By Andy McDonald
I’m chief engineer and IT director for the Melbourne FL and Brunswick GA markets for iHeartMedia. Basically, if it’s broken, I fix it.
For our Melbourne morning show we regularly do remote broadcasts, and sometimes we have the luxury of broadcasting from the Bahamas. We’ve used ACCESS to connect from the islands to our station in Melbourne, Florida three times now. The first two times, we had no problems at all. But when we returned for the third broadcast, we discovered that the hotel from which we were broadcasting had changed their internet service provider, and their upload speed was far slower than it had been. This slow network was negatively affecting our audio quality, and we weren’t happy with it.
I reached out to Chris Crump at Comrex to see if we could improve the quality of our audio by changing our settings on the ACCESS. We tried several different encoding algorithms, but they didn’t make it better – they reduced our delay, but the audio quality was still below our standard.

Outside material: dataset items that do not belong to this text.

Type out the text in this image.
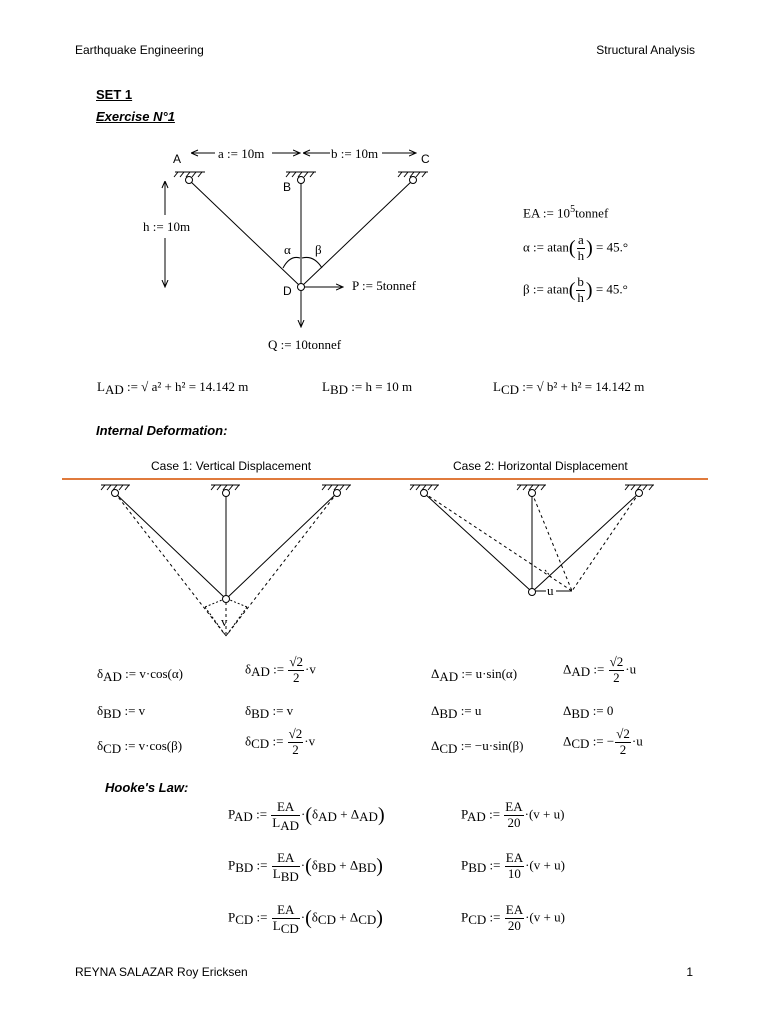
Earthquake Engineering	Structural Analysis
SET 1
Exercise N°1
A
B
C
D
a := 10m	b := 10m
h := 10m
α β
P := 5tonnef
Q := 10tonnef
EA := $10^5tonnef$
α := $atan( \frac{a}{h}$ ) = 45.°
β := $atan( \frac{b}{h}$ ) = 45.°
LAD := √ a² + h² = 14.142 m	LBD := h = 10 m	LCD := √ b² + h² = 14.142 m
Internal Deformation:
Case 1: Vertical Displacement	Case 2: Horizontal Displacement
v
u
δAD := v·cos(α)	δAD := $\frac{√2}{2} \cdot v$	ΔAD := u·sin(α)	ΔAD := $\frac{√2}{2} \cdot u$
δBD := v	δBD := v	ΔBD := u	ΔBD := 0
δCD := v·cos(β)	δCD := $\frac{√2}{2} \cdot v$	ΔCD := −u·sin(β)	ΔCD := − $\frac{√2}{2} \cdot u$
Hooke's Law:
PAD := $\frac{EA}{\text{LAD}} \cdot(\delta AD + \Delta AD)$	PAD := $\frac{EA}{20} \cdot(v + u)$
PBD := $\frac{EA}{\text{LBD}} \cdot(\delta BD + \Delta BD)$	PBD := $\frac{EA}{10} \cdot(v + u)$
PCD := $\frac{EA}{\text{LCD}} \cdot(\delta CD + \Delta CD)$	PCD := $\frac{EA}{20} \cdot(v + u)$
REYNA SALAZAR Roy Ericksen	1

Chris suggested that we use CrossLock. CrossLock is a suite of reliability tools designed to improve audio quality and latency on marginal networks. I had never set it up, because we’d never needed it before. But Chris encouraged us to try it and see if it would help.

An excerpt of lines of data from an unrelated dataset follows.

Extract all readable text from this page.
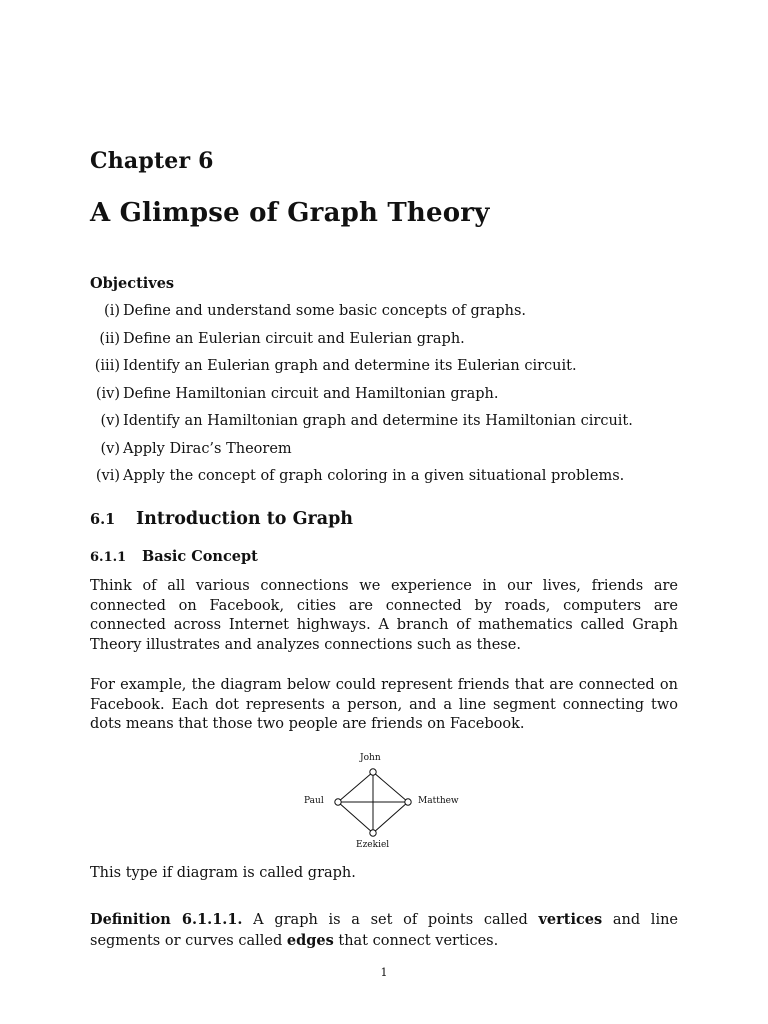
Chapter 6
A Glimpse of Graph Theory
Objectives
(i) Define and understand some basic concepts of graphs.
(ii) Define an Eulerian circuit and Eulerian graph.
(iii) Identify an Eulerian graph and determine its Eulerian circuit.
(iv) Define Hamiltonian circuit and Hamiltonian graph.
(v) Identify an Hamiltonian graph and determine its Hamiltonian circuit.
(v) Apply Dirac’s Theorem
(vi) Apply the concept of graph coloring in a given situational problems.
6.1 Introduction to Graph
6.1.1 Basic Concept
Think of all various connections we experience in our lives, friends are connected on Facebook, cities are connected by roads, computers are connected across Internet highways. A branch of mathematics called Graph Theory illustrates and analyzes connections such as these.
For example, the diagram below could represent friends that are connected on Facebook. Each dot represents a person, and a line segment connecting two dots means that those two people are friends on Facebook.
John
Paul	Matthew
Ezekiel
This type if diagram is called graph.
Definition 6.1.1.1. A graph is a set of points called vertices and line segments or curves called edges that connect vertices.
1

Once we configured CrossLock, our audio quality did a complete 180 – it sounded amazing. We connected to the hotel’s regular network, as well as a wireless network they provide for hotel guests. CrossLock monitored the available bandwidth of each network, and as network quality fluctuated, it intelligently reallocated the data load to whichever network was stronger at the time. The shifting between networks resulted in a small amount of delay, but it would resolve quickly, and the audio quality had improved significantly.
Connecting with CrossLock is the same as connecting normally. CrossLock is built into the settings of the codec, so after configuration, you don’t have to do anything extra. It works automatically.
ACCESS lets us do more remotes than we could before. You don’t need a landline or an ISDN line – if you have a Wi-Fi connection or a network you can connect to with a Cat-5 cable, it’s good to go. It doesn’t get easier than that. If we had taken an ISDN unit it would have taken us hours to configure it correctly to work with the ISDN line on the island.
It’s so easy to use that one of our jocks uses it to do his entire show by himself. He’ll take the unit to a location like a bar, and doesn’t even need a board opp. He can record his breaks, drop them into the log, and send them without any help. And CrossLock ensures that he doesn’t have to worry about the reliability of his connection.
I’m surprised that this is the first time that I’ve had to use CrossLock. I’m glad it was available, because our Bahamas broadcast would have been ruined had CrossLock not been there. It’s now a function that we trust to work in case of a bad network. So thank you!